14/05/2020  às 09hs27

Geral

Justiça suspende lei que proíbe o corte de energia

Pedido foi feito pela Federação das Cooperativas, que cita falta de apoio do Governo do Estado.



O Tribunal de Justiça, através do desembargador Jaime Ramos, acolheu o mandado de segurança que suspende a lei aprovada pelo governador Carlos Moisés, que proíbe o corte dos serviços de energia elétrica, água, esgoto e gás até 31 de dezembro de 2020 e determina o parcelamento das faturas de março e abril em até 12 vezes sem juros ou multa. O pedido foi feito pela Federação das Cooperativas de Energia do Estado de Santa Catarina (Fecoerusc).

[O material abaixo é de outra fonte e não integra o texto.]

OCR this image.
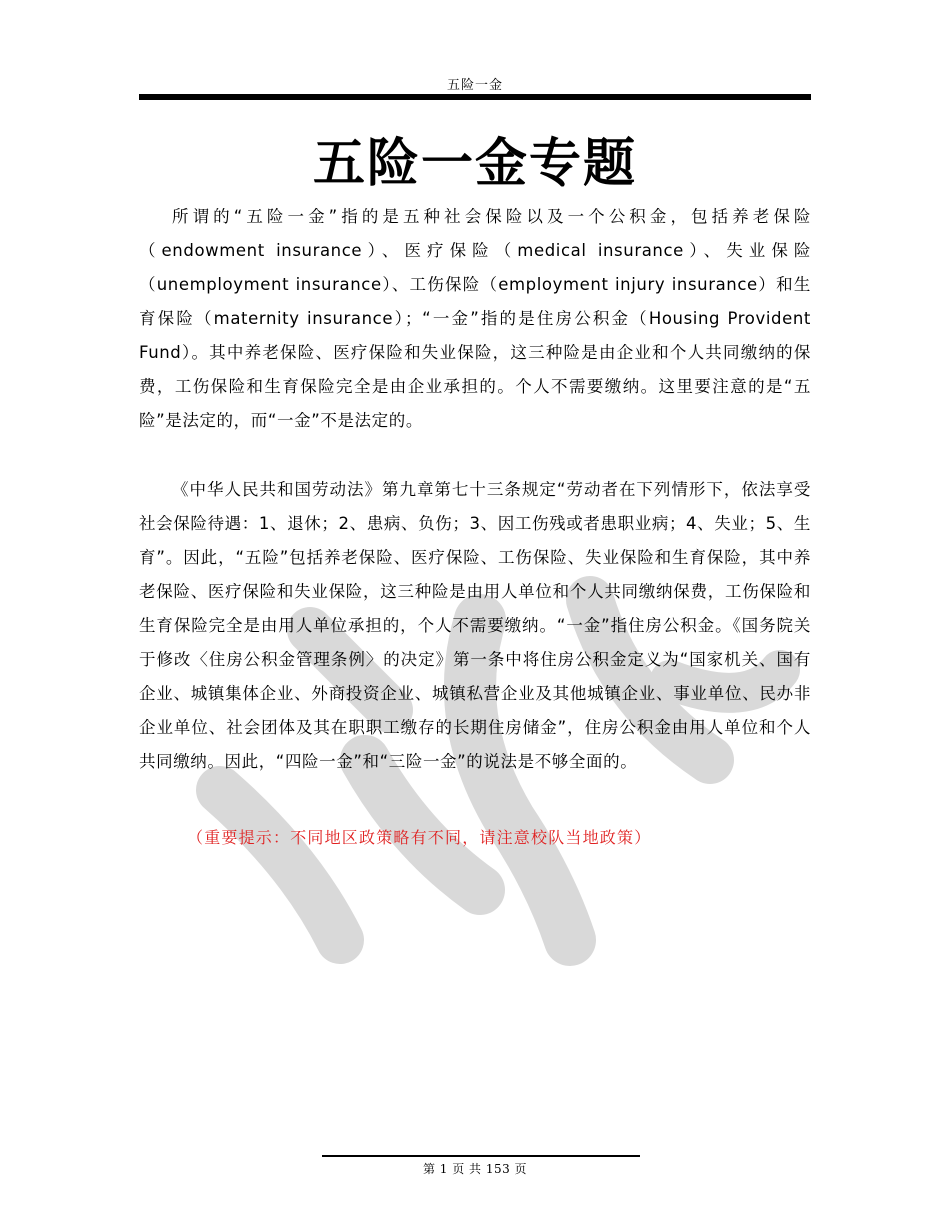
五险一金
五险一金专题

所谓的“五险一金”指的是五种社会保险以及一个公积金，包括养老保险（endowment insurance）、医疗保险（medical insurance）、失业保险（unemployment insurance）、工伤保险（employment injury insurance）和生育保险（maternity insurance）；“一金”指的是住房公积金（Housing Provident Fund）。其中养老保险、医疗保险和失业保险，这三种险是由企业和个人共同缴纳的保费，工伤保险和生育保险完全是由企业承担的。个人不需要缴纳。这里要注意的是“五险”是法定的，而“一金”不是法定的。

《中华人民共和国劳动法》第九章第七十三条规定“劳动者在下列情形下，依法享受社会保险待遇：1、退休；2、患病、负伤；3、因工伤残或者患职业病；4、失业；5、生育”。因此，“五险”包括养老保险、医疗保险、工伤保险、失业保险和生育保险，其中养老保险、医疗保险和失业保险，这三种险是由用人单位和个人共同缴纳保费，工伤保险和生育保险完全是由用人单位承担的，个人不需要缴纳。“一金”指住房公积金。《国务院关于修改〈住房公积金管理条例〉的决定》第一条中将住房公积金定义为“国家机关、国有企业、城镇集体企业、外商投资企业、城镇私营企业及其他城镇企业、事业单位、民办非企业单位、社会团体及其在职职工缴存的长期住房储金”，住房公积金由用人单位和个人共同缴纳。因此，“四险一金”和“三险一金”的说法是不够全面的。

（重要提示：不同地区政策略有不同，请注意校队当地政策）
第 1 页 共 153 页
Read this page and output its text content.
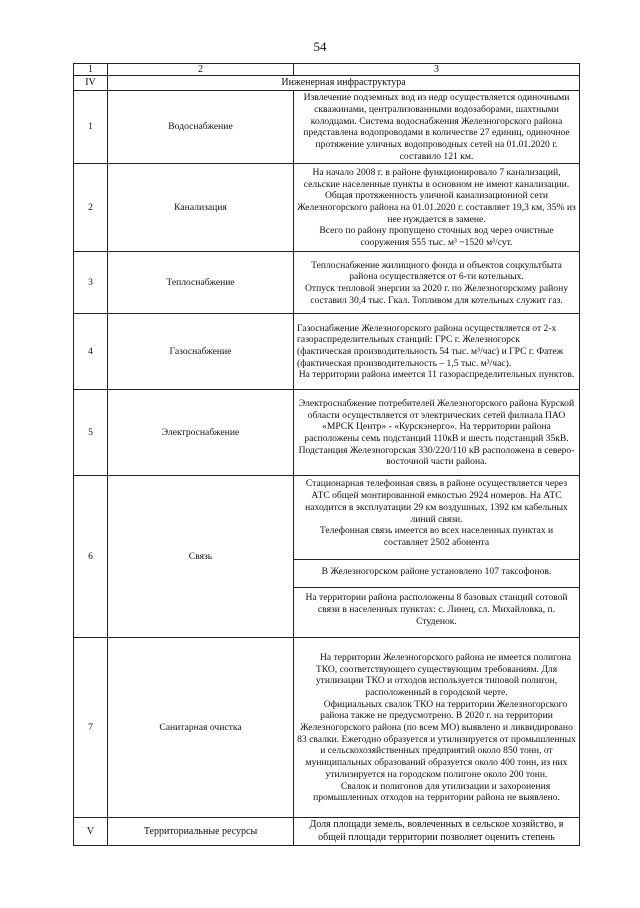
54
1	2	3
IV	Инженерная инфраструктура	
1	Водоснабжение	Извлечение подземных вод из недр осуществляется одиночными скважинами, централизованными водозаборами, шахтными колодцами. Система водоснабжения Железногорского района представлена водопроводами в количестве 27 единиц, одиночное протяжение уличных водопроводных сетей на 01.01.2020 г. составило 121 км.

2	Канализация	На начало 2008 г. в районе функционировало 7 канализаций, сельские населенные пункты в основном не имеют канализации. Общая протяженность уличной канализационной сети Железногорского района на 01.01.2020 г. составляет 19,3 км, 35% из нее нуждается в замене.
Всего по району пропущено сточных вод через очистные сооружения 555 тыс. м³ ~1520 м³/сут.

3	Теплоснабжение	Теплоснабжение жилищного фонда и объектов соцкультбыта района осуществляется от 6-ти котельных.
Отпуск тепловой энергии за 2020 г. по Железногорскому району составил 30,4 тыс. Гкал. Топливом для котельных служит газ.

4	Газоснабжение	Газоснабжение Железногорского района осуществляется от 2-х газораспределительных станций: ГРС г. Железногорск (фактическая производительность 54 тыс. м³/час) и ГРС г. Фатеж (фактическая производительность – 1,5 тыс. м³/час).
На территории района имеется 11 газораспределительных пунктов.

5	Электроснабжение	Электроснабжение потребителей Железногорского района Курской области осуществляется от электрических сетей филиала ПАО «МРСК Центр» - «Курскэнерго». На территории района расположены семь подстанций 110кВ и шесть подстанций 35кВ. Подстанция Железногорская 330/220/110 кВ расположена в северо-восточной части района.

6	Связь	Стационарная телефонная связь в районе осуществляется через АТС общей монтированной емкостью 2924 номеров. На АТС находится в эксплуатации 29 км воздушных, 1392 км кабельных линий связи.
Телефонная связь имеется во всех населенных пунктах и составляет 2502 абонента
В Железногорском районе установлено 107 таксофонов.
На территории района расположены 8 базовых станций сотовой связи в населенных пунктах: с. Линец, сл. Михайловка, п. Студенок.

7	Санитарная очистка	На территории Железногорского района не имеется полигона ТКО, соответствующего существующим требованиям. Для утилизации ТКО и отходов используется типовой полигон, расположенный в городской черте.
Официальных свалок ТКО на территории Железногорского района также не предусмотрено. В 2020 г. на территории Железногорского района (по всем МО) выявлено и ликвидировано 83 свалки. Ежегодно образуется и утилизируется от промышленных и сельскохозяйственных предприятий около 850 тонн, от муниципальных образований образуется около 400 тонн, из них утилизируется на городском полигоне около 200 тонн.
Свалок и полигонов для утилизации и захоронения промышленных отходов на территории района не выявлено.

V	Территориальные ресурсы	Доля площади земель, вовлеченных в сельское хозяйство, в общей площади территории позволяет оценить степень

A entidade que representa as cooperativas, defendeu que a lei estadual é inconstitucional, já que as distribuidoras de energia seguem a Legislação Federal, por serem regulamentadas pela Agência Nacional de Energia Elétrica (Aneel). “A Lei Estadual n. 17.933/2020, ao proibir a interrupção dos serviços e a cobrança regular das faturas, alterou, de forma indevida, cláusulas dos contratos de permissão, ‘produzindo efeitos concretos e imediatos, que não precisam ser precedidos por qualquer sorte de ato administrativo’, o que pode prejudicar a ‘continuidade do serviço público de distribuição de energia elétrica prestado pelas cooperativas’; que, ‘sem o fluxo de receitas, rompe-se o delicado e justo equilíbrio econômico-financeiro das delegações do serviço prestado pelas cooperativas, que é definido pela União’”, destacou o pedido.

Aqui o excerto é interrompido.